Furthermore, we used the TIDE score and stemness indices to explore whether the IRGP prognostic signature could reflect the immunotherapeutic benefit in breast cancer patients. Interestingly, we found that the TIDE score was significantly lower in low-risk group and low-risk patients may be more likely to respond to immunotherapy compared with high-risk patients (Fig. 8D-E). As excepted, we observed that the breast cancer patients in low-risk group had lower stemness indices value than high-risk group (Fig. 8F-G). Collectively, these results indicated that low-risk patients were more likely to respond to immunotherapy.

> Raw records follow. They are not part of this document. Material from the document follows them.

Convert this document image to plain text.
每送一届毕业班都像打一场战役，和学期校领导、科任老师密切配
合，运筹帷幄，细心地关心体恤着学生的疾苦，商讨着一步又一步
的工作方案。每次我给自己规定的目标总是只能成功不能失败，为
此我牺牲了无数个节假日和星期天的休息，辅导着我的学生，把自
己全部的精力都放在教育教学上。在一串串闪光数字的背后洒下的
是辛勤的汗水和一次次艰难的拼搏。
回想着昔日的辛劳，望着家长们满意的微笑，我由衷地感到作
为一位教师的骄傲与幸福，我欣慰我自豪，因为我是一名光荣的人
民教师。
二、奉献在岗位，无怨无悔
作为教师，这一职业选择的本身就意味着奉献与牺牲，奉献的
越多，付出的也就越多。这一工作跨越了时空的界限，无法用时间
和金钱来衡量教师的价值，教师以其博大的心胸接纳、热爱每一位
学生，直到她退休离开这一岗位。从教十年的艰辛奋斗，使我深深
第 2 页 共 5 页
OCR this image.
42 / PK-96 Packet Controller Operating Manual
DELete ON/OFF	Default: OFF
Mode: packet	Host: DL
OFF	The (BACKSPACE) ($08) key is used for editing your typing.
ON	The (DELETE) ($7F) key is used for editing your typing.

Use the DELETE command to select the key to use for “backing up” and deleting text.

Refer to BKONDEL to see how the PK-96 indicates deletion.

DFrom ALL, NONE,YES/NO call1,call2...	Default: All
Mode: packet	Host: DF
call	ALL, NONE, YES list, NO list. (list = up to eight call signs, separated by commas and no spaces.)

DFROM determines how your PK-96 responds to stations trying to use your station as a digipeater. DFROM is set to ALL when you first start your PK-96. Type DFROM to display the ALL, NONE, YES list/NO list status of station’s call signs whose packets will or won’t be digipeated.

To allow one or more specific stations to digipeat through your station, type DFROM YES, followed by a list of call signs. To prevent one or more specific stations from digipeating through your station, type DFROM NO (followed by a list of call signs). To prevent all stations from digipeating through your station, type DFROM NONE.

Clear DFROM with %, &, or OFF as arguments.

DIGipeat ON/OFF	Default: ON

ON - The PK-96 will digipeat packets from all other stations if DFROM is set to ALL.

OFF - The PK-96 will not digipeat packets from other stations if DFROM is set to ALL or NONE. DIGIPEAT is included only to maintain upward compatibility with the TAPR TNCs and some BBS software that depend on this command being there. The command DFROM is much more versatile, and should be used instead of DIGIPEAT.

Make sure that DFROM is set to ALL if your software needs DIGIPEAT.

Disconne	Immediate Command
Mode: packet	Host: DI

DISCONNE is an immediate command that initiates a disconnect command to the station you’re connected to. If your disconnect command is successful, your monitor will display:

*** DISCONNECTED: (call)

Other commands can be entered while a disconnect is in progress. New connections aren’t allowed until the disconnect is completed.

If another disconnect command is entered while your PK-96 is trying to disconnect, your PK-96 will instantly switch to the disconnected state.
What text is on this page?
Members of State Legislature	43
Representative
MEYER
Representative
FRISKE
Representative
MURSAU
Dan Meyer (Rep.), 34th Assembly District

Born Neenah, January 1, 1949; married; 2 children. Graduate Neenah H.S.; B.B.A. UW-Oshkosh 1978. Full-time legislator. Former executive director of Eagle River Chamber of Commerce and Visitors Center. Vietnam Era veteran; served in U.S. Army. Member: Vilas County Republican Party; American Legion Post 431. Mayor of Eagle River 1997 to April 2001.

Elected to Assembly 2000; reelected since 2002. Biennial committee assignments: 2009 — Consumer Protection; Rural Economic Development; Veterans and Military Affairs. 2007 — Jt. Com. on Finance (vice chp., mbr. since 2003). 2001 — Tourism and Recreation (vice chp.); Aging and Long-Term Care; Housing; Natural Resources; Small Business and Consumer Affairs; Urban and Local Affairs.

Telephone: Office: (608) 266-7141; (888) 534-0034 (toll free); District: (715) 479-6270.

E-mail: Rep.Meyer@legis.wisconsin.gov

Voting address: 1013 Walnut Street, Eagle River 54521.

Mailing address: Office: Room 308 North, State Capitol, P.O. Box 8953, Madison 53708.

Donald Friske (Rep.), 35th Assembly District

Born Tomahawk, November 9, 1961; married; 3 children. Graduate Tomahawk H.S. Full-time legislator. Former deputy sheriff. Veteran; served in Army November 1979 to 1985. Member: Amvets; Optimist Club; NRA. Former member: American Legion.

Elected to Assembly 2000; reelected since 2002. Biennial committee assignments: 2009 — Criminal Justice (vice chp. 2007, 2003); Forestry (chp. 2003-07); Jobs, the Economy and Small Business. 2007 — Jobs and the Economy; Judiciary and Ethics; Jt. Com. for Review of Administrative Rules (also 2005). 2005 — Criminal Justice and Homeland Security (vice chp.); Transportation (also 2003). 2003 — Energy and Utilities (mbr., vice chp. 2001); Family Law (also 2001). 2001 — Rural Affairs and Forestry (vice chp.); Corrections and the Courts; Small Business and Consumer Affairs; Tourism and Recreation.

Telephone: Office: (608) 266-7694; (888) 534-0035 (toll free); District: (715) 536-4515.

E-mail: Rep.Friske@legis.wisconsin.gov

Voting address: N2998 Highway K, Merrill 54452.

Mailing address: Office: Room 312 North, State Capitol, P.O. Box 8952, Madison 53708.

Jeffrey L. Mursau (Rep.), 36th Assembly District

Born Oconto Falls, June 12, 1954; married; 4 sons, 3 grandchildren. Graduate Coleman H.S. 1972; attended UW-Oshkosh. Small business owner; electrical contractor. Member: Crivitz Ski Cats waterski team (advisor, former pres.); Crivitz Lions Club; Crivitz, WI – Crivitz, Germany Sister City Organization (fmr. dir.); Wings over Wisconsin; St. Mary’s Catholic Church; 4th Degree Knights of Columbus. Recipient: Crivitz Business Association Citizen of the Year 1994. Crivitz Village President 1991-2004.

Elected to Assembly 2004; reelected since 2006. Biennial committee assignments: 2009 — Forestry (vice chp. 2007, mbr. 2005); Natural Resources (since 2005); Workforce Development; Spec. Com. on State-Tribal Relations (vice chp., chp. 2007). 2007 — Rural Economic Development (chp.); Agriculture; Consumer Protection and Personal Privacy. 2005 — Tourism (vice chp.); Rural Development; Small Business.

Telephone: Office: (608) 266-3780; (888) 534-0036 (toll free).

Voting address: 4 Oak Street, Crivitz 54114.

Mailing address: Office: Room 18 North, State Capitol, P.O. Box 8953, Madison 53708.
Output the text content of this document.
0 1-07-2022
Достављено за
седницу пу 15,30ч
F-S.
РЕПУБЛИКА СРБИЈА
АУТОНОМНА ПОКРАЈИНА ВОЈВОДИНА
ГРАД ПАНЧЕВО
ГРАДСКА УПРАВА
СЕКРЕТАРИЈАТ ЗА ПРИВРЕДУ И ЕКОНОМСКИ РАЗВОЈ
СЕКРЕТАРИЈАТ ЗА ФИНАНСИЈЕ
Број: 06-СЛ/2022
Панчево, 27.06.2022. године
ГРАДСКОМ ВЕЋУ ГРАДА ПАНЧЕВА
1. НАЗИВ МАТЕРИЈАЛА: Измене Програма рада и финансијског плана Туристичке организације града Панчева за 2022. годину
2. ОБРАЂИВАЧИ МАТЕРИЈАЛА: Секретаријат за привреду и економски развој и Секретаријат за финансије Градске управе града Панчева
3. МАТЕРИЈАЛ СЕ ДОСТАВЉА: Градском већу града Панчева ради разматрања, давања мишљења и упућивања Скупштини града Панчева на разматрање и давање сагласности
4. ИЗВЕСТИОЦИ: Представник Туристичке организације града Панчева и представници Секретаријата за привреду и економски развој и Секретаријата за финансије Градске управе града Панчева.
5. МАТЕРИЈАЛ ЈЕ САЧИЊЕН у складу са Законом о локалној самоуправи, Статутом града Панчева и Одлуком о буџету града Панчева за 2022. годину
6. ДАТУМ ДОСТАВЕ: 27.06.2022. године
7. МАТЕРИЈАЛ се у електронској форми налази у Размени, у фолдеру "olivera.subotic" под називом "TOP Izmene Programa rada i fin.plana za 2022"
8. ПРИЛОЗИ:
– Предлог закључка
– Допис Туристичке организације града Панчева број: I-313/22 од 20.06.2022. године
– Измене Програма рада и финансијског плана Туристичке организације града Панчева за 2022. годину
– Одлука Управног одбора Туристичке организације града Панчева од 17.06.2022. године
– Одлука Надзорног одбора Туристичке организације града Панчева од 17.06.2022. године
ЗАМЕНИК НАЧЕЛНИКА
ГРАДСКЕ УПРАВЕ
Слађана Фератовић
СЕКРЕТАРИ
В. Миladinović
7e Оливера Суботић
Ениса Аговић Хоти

3.6 Differential somatic mutation burden landscape between two risk score levels
We visualized the results of 390 high-risk and 565 low-risk breast cancer patients using the " maftools" package, based on mutation data with VCF format. The waterfall plot shows the mutation information for each gene in each sample, and the different types of mutations are annotated by different colors at the bottom (Fig. 9A-B). The result exhibited the top 10 mutated genes with ranked percentages, where TP53 shown the highest mutation rate in high risk breast cancer patients (39%) compared with low risk breast cancer patients (19%). Besides, the number of altered bases in each sample of high risk breast cancer patients was higher than low risk breast cancer patients (Fig. 9C-D).
3.7 Identification of IRGP prognostic signature related biological pathways and processes
GSEA was performed to elucidate the biological functions of the IRGP prognostic signature. According to the GO analysis results (Fig. 10A, Table S4), these genes highly expressed in the low-IRGP risk score group were associated with immune-related gene set, including T cell receptor complex, B cell receptor signaling pathway, phagocytosis recognition, and immunoglobulin receptor binding. While the high-IRGP risk score group related genes showed significant enrichment in DNA transcription-related gene set, such as the mRNA cis splicing via spliceosome, pre mRNA binding, mRNA splice site selection, and mRNA 5’ splice site recognition. The KEGG pathway results also shown that pathways involved in immune response were activated in low-IRGP risk score group, including T cell receptor signaling pathway, natural killer cell mediated cytotoxicity, and antigen processing and presentation (Fig. 10B).